A fine shot at deciphering the words, and very close. The following is pretty much as I wrote it all those years ago. Thanks to Bruce for reviving a song I'd forgotten myself. He's made the song his own. I have a recording of a fine performance by Nigel Broadbent which is close to the original. Let me have an email address and I'll send a soundfile. Cheers - Bob
RETURN TO FIDDLER'S CROSS (Bob Pegg)
1. Well, he stood all alone by the grey market cross as the moon's ghostly face rose behind the black hills He was back for the first time since he was a lad, on the soil where his father once tilled; And there came from the distance a magical sound he'd not heard since he'd last left that land: The fiddle and cello, melodeon and bones, the voice of an old village band.
2. Well, he paid up his shilling and entered the hall.
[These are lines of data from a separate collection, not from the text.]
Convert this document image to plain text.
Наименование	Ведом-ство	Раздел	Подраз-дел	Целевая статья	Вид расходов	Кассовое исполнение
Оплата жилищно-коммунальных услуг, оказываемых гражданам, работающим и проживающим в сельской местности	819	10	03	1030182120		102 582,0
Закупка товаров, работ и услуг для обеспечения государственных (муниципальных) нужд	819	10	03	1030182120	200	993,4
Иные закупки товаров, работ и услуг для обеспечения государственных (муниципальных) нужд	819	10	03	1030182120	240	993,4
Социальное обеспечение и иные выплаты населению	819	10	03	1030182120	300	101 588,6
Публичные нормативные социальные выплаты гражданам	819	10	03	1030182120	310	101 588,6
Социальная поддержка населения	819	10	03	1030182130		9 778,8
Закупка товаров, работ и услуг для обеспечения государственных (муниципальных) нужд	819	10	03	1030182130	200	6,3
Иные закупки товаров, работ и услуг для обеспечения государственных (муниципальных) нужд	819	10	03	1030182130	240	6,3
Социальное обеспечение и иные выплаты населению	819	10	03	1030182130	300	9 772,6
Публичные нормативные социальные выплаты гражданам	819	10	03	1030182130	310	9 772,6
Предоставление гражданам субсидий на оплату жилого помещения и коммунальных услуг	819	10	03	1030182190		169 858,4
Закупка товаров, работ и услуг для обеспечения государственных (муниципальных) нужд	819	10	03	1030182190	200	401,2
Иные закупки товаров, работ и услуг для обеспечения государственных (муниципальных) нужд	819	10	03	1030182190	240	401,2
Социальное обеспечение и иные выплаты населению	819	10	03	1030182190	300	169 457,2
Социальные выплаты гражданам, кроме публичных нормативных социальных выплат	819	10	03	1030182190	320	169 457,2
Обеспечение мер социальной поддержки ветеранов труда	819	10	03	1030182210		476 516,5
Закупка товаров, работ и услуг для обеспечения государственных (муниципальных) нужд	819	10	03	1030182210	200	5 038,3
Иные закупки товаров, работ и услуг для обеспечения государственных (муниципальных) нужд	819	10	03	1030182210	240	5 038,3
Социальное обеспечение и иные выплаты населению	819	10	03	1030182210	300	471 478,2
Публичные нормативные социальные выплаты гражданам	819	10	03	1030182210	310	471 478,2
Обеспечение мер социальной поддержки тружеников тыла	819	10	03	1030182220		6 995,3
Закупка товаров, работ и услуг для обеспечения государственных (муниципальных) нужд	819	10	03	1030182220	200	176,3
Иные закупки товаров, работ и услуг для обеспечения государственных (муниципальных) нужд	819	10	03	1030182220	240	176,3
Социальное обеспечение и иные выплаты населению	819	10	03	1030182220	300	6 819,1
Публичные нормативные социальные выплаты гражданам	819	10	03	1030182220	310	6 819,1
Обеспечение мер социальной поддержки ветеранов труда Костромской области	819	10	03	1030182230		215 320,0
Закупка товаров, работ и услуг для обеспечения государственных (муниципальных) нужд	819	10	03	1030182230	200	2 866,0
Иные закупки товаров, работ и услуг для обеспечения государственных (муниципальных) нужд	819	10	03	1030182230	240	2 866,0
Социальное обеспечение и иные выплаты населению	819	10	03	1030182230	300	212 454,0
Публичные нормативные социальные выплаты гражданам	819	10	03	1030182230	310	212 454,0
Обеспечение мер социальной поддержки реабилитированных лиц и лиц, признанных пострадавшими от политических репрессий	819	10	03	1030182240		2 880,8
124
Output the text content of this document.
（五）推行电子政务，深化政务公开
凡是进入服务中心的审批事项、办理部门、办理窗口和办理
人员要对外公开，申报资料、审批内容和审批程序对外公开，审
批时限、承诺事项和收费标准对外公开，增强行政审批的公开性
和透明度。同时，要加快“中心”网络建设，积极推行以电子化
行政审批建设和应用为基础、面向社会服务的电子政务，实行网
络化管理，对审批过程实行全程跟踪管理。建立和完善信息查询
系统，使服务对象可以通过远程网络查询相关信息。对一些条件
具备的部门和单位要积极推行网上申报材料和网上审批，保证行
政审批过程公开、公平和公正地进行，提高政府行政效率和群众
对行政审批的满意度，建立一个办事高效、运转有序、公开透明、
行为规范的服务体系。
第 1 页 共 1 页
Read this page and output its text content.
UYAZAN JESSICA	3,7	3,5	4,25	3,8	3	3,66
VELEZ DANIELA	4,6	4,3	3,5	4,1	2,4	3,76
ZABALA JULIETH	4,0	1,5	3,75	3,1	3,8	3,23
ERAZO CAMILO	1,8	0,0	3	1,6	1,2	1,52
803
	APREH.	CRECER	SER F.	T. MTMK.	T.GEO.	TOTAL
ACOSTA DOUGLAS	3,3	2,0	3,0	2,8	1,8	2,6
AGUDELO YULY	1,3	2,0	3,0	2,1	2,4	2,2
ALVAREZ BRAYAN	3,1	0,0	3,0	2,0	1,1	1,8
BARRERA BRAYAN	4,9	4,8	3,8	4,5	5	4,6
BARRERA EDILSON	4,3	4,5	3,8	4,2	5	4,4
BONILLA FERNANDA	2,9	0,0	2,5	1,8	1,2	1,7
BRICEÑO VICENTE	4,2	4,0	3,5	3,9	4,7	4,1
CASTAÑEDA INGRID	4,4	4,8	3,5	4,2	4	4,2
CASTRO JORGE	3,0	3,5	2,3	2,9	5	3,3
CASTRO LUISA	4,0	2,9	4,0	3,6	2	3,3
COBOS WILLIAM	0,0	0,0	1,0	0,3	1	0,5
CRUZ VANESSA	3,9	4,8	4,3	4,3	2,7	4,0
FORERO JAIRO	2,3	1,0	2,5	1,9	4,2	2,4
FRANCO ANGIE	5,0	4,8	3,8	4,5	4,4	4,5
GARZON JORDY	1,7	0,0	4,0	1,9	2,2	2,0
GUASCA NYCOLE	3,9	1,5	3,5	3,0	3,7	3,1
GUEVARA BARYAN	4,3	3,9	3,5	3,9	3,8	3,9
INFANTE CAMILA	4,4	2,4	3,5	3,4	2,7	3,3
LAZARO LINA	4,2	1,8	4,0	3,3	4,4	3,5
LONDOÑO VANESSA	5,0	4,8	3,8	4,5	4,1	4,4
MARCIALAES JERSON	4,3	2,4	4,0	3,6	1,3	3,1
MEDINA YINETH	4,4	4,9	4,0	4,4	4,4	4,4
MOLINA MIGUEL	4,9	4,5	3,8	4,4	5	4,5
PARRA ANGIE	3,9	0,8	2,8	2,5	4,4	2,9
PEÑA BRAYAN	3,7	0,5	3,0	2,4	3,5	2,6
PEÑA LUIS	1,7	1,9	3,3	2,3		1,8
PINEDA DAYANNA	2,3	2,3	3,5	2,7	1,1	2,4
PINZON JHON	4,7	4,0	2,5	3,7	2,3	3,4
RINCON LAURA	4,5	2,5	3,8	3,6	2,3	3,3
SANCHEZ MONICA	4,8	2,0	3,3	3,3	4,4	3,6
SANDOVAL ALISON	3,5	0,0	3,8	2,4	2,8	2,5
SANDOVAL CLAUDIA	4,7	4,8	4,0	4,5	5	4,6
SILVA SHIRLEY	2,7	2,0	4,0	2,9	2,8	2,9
The dancers flocked round him and welcomed him in, And someone called out for an old fashioned waltz, and he felt it was called just for him. Then the band on the stage struck up with the tune The Young Sailor Cut Down In His Prime; And the dancers formed up and began to wheel round like clocks that could keep perfect time.
3. He stood all alone at the edge of the dance when an arm slipped round his arm and gathered him in- to the crowd, whose eyes burned like cold midnight stars, and whose faces were lit from within; And he looked at the girl he held in his arms and he knew that it couldn't be her, For he'd left that girl crying on a dark kitchen stool some fifty or more years before.
4. He gazed at the shadows that skimmed round the room. "Surely I know them - is this a dream? It's fifty long years now but they haven't changed; they can't be the people they seem." Then the band stopped playing - began a new dance, and the fiddler flaked out a reel. "Oh, I'm moving as fast as the earth round the sun; I can't be as young as I feel."
5. Then the music reached out like a smoky black hand, whipped them around like tops on the floor, And he suddenly felt the weight of his years and he just couldn't dance any more; And the girl in his arms let go of his hand, and he fell without speaking a word, And her ghostly pale face was the last thing he saw, and the wind was the last sound he heard.
6. Well, the dancers stopped dancing and knelt to the ground, and they lifted him onto a table nearby, Then they formed up in silence like a circle of stones and the music began with a sigh. And they danced it so quiet, and they danced it so slow, like leaves floating down from a tree, As if they were dancing the last dance of all, for dancers wherever they be.
7. They came at the weekend in a bright-colored car to the village abandoned for fifty long years. They unpacked their picnic, sat down on the green, when their child ran up screaming in fear, And they found in the ruins of what once was the hall, the thing that had made their child cry; The corpse of a tramp lying back on the stones, with his eyes staring up to the sky.